Recuerdo cuando era pequeña, conforme iba creciendo, cómo mi madre utilizaba un refrán para cada uno de mis problemas; que con aquellas edades jovenarias para mí significaban un mundo y por supuesto como todos, hacemos: de un granito de arena una gran montaña.
_Con paciencia y una caña hasta las verdes caen_decía tan tranquila mientras yo pensaba que el mundo se me caía encima; o también le gustaba decir este otro.
_Dios aprieta pero no ahoga_. A lo que yo le respondía que cuando apretaba, apretaba bien.
Ayer, lunes festivo 8:de diciembre, día de La Purísima, me vino muy bien el primer refrán que antes he mencionado: «Con paciencia y una caña hasta las verdes caen» (para quien lo desconozca, son olivas lo que caen y sí, es una manera de indicarnos paciencia, mucha paciencia ante la adversidad).

Pues bien , continúo. En este periplo de escritora en el que acabo de adentrarme poco más de año y medio; la paciencia es algo en lo que estoy trabajando más de lo que ya la tenía. Oh sí, mis queridos lectores: paciencia, mucha paciencia.
Desde Elche, 8 de diciembre, mi marido y yo nos montamos en el coche a las 8 de la mañana y allá que nos dirigimos, carretera y manta, hacia El Corte Inglés de Valencia. Esta era la segunda vez que repetía en ese mismo, en la calle Colón, puesto que hay más de uno en la capital valenciana. Estaba ilusionada y eso que me sentía algo pachucha, ya que arrastraba un malestar en el cuerpo desde varias semanas atrás, pero, me armé de paciencia para la firma de mis novelas y poder conocer a posibles lectores nuevos.
Llegamos a nuestro destino.

Obstaculos con los que me tope:
1.El frío ( no fue tan dramático, pero festivo como era, uno se habría quedado en casa frente a la chimenea encendida).
2.En la sección de librería no había nada preparado: mesa, silla, agua, libros…
3. Primera toma de contacto con los primeros empleados tras el mostrador: escasa, no hubo ni un buenos días o mirarme un poquito. Matizo que los siguientes me atendieron estupendamente, menos mal.
4. Lidiar con la espera mientras encontraban mis libros y a las diez y media de la mañana el centro ya estaba llenísimo de clientes navideños y yo impaciente.
5. Situar la mesa y la silla entre dos enormes torres llenas del premio planeta de este año y la finalista. Tapando la visibilidad de toda la zona de mi derecha. No veía, a no ser que me paseará o estirara el cuello como un avestruz, por descontado, los lectores a mí, tampoco podían verme.
6. Al encontrar mis novelas al fin, la trilogía Crónica de un periodista en paro no estaba al completo, faltaban los ejemplares del último título Esqueletos en el sótano, y no me quedó otra que confirmarme con los dos primeros: Abre las cartas y La Mujer Vestida. Vale, son cosas que pasan.

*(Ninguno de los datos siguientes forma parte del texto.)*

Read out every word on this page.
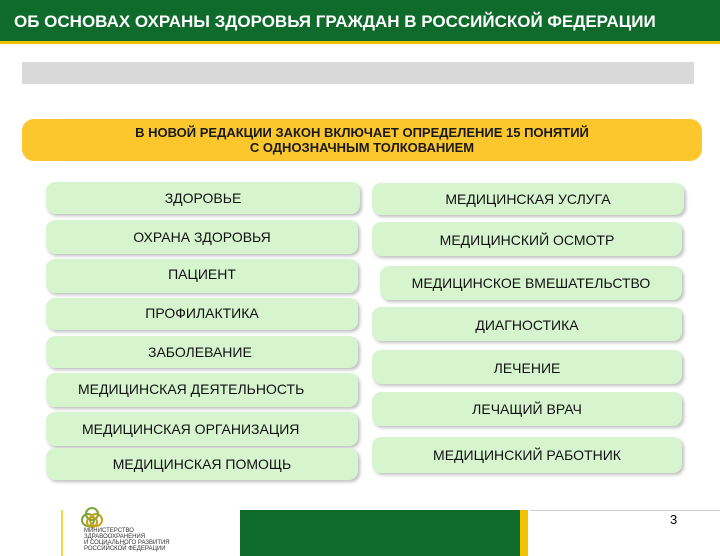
ОБ ОСНОВАХ ОХРАНЫ ЗДОРОВЬЯ ГРАЖДАН В РОССИЙСКОЙ ФЕДЕРАЦИИ
В НОВОЙ РЕДАКЦИИ ЗАКОН ВКЛЮЧАЕТ ОПРЕДЕЛЕНИЕ 15 ПОНЯТИЙ
С ОДНОЗНАЧНЫМ ТОЛКОВАНИЕМ
ЗДОРОВЬЕ
ОХРАНА ЗДОРОВЬЯ
ПАЦИЕНТ
ПРОФИЛАКТИКА
ЗАБОЛЕВАНИЕ
МЕДИЦИНСКАЯ ДЕЯТЕЛЬНОСТЬ
МЕДИЦИНСКАЯ ОРГАНИЗАЦИЯ
МЕДИЦИНСКАЯ ПОМОЩЬ
МЕДИЦИНСКАЯ УСЛУГА
МЕДИЦИНСКИЙ ОСМОТР
МЕДИЦИНСКОЕ ВМЕШАТЕЛЬСТВО
ДИАГНОСТИКА
ЛЕЧЕНИЕ
ЛЕЧАЩИЙ ВРАЧ
МЕДИЦИНСКИЙ РАБОТНИК
МИНИСТЕРСТВО
ЗДРАВООХРАНЕНИЯ
И СОЦИАЛЬНОГО РАЗВИТИЯ
РОССИЙСКОЙ ФЕДЕРАЦИИ
3
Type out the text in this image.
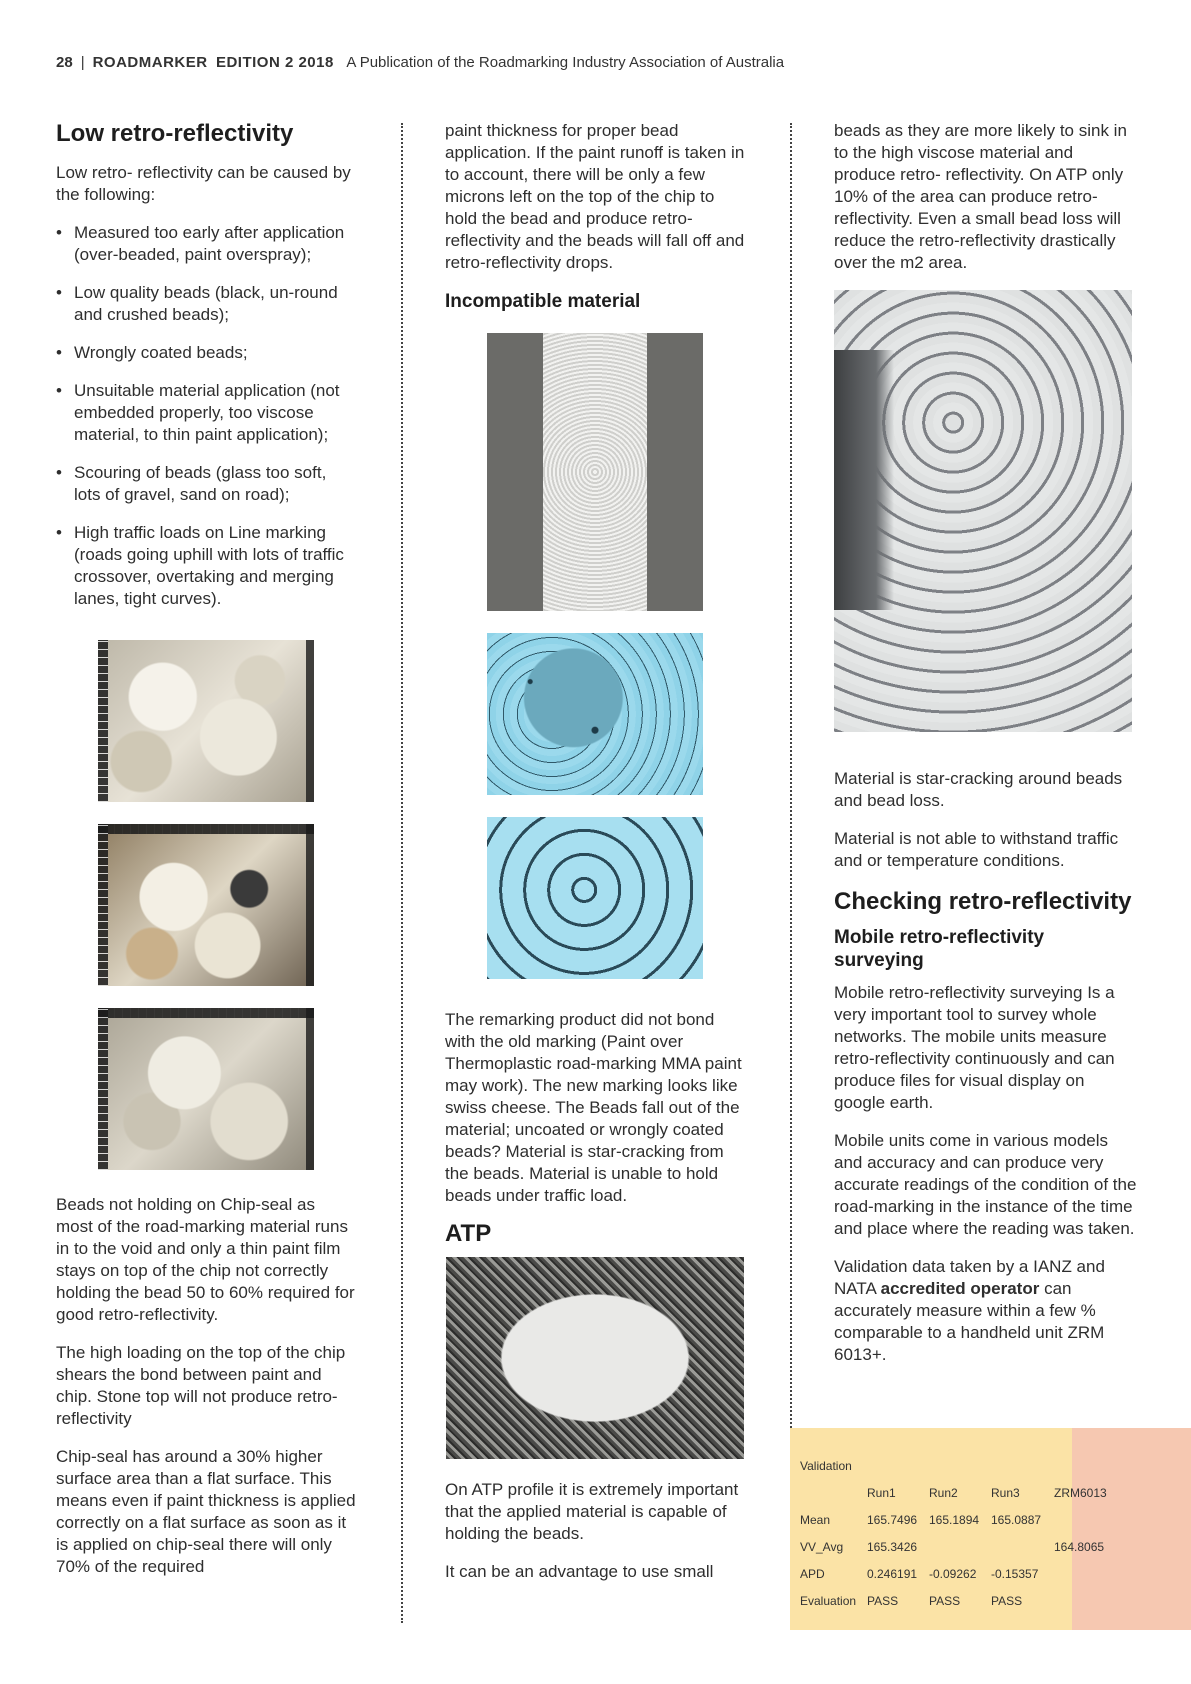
28 | ROADMARKER EDITION 2 2018 A Publication of the Roadmarking Industry Association of Australia
Low retro-reflectivity

Low retro- reflectivity can be caused by the following:

• Measured too early after application (over-beaded, paint overspray);
• Low quality beads (black, un-round and crushed beads);
• Wrongly coated beads;
• Unsuitable material application (not embedded properly, too viscose material, to thin paint application);
• Scouring of beads (glass too soft, lots of gravel, sand on road);
• High traffic loads on Line marking (roads going uphill with lots of traffic crossover, overtaking and merging lanes, tight curves).

Beads not holding on Chip-seal as most of the road-marking material runs in to the void and only a thin paint film stays on top of the chip not correctly holding the bead 50 to 60% required for good retro-reflectivity.

The high loading on the top of the chip shears the bond between paint and chip. Stone top will not produce retro-reflectivity

Chip-seal has around a 30% higher surface area than a flat surface. This means even if paint thickness is applied correctly on a flat surface as soon as it is applied on chip-seal there will only 70% of the required

paint thickness for proper bead application. If the paint runoff is taken in to account, there will be only a few microns left on the top of the chip to hold the bead and produce retro-reflectivity and the beads will fall off and retro-reflectivity drops.

Incompatible material

The remarking product did not bond with the old marking (Paint over Thermoplastic road-marking MMA paint may work). The new marking looks like swiss cheese. The Beads fall out of the material; uncoated or wrongly coated beads? Material is star-cracking from the beads. Material is unable to hold beads under traffic load.

ATP

On ATP profile it is extremely important that the applied material is capable of holding the beads.

It can be an advantage to use small

beads as they are more likely to sink in to the high viscose material and produce retro- reflectivity. On ATP only 10% of the area can produce retro-reflectivity. Even a small bead loss will reduce the retro-reflectivity drastically over the m2 area.

Material is star-cracking around beads and bead loss.

Material is not able to withstand traffic and or temperature conditions.

Checking retro-reflectivity
Mobile retro-reflectivity surveying

Mobile retro-reflectivity surveying Is a very important tool to survey whole networks. The mobile units measure retro-reflectivity continuously and can produce files for visual display on google earth.

Mobile units come in various models and accuracy and can produce very accurate readings of the condition of the road-marking in the instance of the time and place where the reading was taken.

Validation data taken by a IANZ and NATA accredited operator can accurately measure within a few % comparable to a handheld unit ZRM 6013+.

Validation				
	Run1	Run2	Run3	ZRM6013
Mean	165.7496	165.1894	165.0887	
VV_Avg	165.3426			164.8065
APD	0.246191	-0.09262	-0.15357	
Evaluation	PASS	PASS	PASS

7. Confundirme, segundo sí segundo no, con una empleada de la sección de librería de El Corte Inglés. Iba vestida con algo de empaque y elegancia: los dichosos tacones que me mataron los pies y el moño prieto y flamenco sobre la nuca con los ganchos de vieja arañandome el cuero cabelludo. Los clientes me preguntaban por: los baños, la salida hacia la calle Colón o por algún libro en concreto enseñándome la foto de la portada en su artilugio móvil, etc, etc…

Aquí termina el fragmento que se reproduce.